Using multiple arrayJoin with same expression may not produce expected results due to optimizations. For that cases, consider modifying repeated array expression with extra operations that do not affect join result - e.g. arrayJoin(arraySort(arr)), arrayJoin(arrayConcat(arr, []))

Example:

SELECT
    arrayJoin(dice) as first_throw,
    /* arrayJoin(dice) as second_throw */ -- is technically correct, but will annihilate result set
    arrayJoin(arrayConcat(dice, [])) as second_throw -- intentionally changed expression to force re-evaluation
FROM (
    SELECT [1, 2, 3, 4, 5, 6] as dice
);

Note the ARRAY JOIN syntax in the SELECT query, which provides broader possibilities.
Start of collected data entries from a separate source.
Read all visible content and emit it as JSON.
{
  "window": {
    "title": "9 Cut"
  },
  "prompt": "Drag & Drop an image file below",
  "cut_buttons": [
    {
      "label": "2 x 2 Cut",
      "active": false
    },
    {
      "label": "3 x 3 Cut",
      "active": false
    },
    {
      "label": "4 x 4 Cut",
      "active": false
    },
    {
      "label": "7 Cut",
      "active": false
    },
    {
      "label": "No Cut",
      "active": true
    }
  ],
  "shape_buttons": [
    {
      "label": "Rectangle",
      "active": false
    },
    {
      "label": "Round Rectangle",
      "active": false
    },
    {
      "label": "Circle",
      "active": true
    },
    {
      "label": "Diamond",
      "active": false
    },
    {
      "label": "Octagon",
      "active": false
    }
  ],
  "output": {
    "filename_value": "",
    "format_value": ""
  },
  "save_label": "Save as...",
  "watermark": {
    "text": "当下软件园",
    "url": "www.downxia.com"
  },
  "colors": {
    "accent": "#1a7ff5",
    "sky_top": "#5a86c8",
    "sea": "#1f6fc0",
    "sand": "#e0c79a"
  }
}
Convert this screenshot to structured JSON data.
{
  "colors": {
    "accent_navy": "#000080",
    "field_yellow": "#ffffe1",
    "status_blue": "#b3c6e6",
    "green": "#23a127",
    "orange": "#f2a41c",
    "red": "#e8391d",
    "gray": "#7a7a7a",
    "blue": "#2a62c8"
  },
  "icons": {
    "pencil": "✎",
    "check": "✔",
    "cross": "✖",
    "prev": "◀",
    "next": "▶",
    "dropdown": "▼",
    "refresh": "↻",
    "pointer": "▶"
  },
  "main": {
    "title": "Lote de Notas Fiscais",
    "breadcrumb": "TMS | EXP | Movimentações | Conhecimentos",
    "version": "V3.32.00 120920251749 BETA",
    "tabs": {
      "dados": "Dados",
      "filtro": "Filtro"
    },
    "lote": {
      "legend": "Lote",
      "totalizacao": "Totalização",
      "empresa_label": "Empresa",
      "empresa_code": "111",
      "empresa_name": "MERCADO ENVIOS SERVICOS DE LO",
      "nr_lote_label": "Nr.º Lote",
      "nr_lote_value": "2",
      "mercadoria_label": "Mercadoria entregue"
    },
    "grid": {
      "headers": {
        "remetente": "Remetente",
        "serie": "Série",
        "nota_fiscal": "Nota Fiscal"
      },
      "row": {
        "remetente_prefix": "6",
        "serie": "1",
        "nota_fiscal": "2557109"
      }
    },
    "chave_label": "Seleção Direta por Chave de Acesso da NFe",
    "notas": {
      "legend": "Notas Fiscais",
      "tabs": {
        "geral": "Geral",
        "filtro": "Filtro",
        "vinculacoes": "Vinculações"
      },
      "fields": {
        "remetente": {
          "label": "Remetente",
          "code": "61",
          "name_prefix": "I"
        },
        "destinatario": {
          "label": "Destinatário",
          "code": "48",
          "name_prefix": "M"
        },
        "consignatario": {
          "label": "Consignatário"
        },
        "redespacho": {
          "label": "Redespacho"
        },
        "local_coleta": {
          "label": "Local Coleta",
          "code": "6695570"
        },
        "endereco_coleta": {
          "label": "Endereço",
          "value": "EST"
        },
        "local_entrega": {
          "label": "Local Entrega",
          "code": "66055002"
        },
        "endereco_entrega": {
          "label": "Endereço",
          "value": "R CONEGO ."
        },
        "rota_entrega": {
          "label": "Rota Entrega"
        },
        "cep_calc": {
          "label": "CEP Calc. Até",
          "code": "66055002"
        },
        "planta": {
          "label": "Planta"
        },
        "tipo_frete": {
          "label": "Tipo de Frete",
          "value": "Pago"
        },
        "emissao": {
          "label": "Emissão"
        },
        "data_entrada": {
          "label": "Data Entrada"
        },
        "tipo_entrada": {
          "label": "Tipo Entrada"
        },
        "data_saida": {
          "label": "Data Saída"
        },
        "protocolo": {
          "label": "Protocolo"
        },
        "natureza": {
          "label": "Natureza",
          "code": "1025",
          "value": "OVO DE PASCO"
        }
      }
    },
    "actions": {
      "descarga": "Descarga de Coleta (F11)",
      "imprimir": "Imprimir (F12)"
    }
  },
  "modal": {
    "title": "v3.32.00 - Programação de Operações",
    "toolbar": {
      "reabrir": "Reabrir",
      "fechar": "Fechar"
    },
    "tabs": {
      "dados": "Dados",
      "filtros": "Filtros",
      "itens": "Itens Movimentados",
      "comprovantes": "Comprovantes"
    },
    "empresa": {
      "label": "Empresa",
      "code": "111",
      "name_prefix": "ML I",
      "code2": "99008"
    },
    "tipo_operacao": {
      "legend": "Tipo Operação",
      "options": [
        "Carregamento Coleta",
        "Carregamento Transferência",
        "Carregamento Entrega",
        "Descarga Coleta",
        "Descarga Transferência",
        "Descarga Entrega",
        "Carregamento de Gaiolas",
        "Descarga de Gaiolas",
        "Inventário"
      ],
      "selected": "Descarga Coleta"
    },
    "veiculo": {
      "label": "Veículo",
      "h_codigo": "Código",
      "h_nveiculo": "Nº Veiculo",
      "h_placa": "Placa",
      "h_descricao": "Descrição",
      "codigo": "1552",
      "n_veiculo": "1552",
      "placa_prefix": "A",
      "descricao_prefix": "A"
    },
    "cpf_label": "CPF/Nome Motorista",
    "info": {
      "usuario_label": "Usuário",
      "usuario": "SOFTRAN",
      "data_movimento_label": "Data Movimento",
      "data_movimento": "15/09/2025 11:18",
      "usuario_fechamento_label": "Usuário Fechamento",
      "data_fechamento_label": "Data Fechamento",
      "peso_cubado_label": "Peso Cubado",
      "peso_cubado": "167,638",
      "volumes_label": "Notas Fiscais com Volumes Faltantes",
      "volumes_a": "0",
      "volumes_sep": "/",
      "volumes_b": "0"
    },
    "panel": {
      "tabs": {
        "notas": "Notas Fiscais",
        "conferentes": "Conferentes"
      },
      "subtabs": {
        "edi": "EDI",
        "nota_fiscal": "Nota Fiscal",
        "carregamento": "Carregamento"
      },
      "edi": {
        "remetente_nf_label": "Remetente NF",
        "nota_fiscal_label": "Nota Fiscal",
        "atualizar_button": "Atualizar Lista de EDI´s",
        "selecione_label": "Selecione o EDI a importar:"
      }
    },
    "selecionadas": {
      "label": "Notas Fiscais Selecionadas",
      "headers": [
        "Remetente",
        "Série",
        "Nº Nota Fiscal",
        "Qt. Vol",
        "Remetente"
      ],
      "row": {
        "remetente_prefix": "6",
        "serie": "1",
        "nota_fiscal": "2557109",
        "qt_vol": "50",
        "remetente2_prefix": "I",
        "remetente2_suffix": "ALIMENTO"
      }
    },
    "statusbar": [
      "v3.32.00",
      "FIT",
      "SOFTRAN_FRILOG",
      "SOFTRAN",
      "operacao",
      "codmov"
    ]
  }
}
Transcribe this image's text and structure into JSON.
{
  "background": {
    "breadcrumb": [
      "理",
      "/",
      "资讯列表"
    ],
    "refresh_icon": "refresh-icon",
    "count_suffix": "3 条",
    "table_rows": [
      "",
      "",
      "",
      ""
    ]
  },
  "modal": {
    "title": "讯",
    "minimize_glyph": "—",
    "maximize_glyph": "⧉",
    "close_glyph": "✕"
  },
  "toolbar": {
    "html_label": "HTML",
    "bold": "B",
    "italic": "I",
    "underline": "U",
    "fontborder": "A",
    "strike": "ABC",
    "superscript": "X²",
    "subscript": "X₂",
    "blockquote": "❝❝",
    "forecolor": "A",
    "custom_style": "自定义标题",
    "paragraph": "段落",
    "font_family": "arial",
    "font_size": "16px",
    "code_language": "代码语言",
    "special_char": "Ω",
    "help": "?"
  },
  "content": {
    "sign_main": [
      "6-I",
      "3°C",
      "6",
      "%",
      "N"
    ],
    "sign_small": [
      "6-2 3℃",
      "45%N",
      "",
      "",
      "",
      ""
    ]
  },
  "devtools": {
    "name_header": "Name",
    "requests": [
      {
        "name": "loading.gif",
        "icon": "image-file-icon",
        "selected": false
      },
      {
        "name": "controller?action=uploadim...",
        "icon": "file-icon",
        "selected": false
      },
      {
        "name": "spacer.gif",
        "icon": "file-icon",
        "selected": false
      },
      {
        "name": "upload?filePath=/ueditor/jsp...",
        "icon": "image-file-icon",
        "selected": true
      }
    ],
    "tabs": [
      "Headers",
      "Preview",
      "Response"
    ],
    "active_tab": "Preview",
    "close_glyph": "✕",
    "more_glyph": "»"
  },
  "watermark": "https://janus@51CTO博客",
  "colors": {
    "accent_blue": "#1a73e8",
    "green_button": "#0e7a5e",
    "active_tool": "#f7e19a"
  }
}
ARRAY JOIN allows you to convert multiple arrays with the same number of elements at a time.

Example:

SELECT
    sum(1) AS impressions,
    city,
    browser
FROM
(
    SELECT
        ['Istanbul', 'Berlin', 'Bobruisk'] AS cities,
        ['Firefox', 'Chrome', 'Chrome'] AS browsers
)
ARRAY JOIN
    cities AS city,
    browsers AS browser
GROUP BY
    2,
    3
┌─impressions─┬─city─────┬─browser─┐
│           1 │ Istanbul │ Firefox │
│           1 │ Berlin   │ Chrome  │
│           1 │ Bobruisk │ Chrome  │
└─────────────┴──────────┴─────────┘

Or you can use Tuple

Example:

SELECT
    sum(1) AS impressions,
    (arrayJoin(arrayZip(cities, browsers)) AS t).1 AS city,
    t.2 AS browser
FROM
(
    SELECT
        ['Istanbul', 'Berlin', 'Bobruisk'] AS cities,
        ['Firefox', 'Chrome', 'Chrome'] AS browsers
)
GROUP BY
    2,
    3
┌─impressions─┬─city─────┬─browser─┐
│           1 │ Istanbul │ Firefox │
│           1 │ Berlin   │ Chrome  │
│           1 │ Bobruisk │ Chrome  │
└─────────────┴──────────┴─────────┘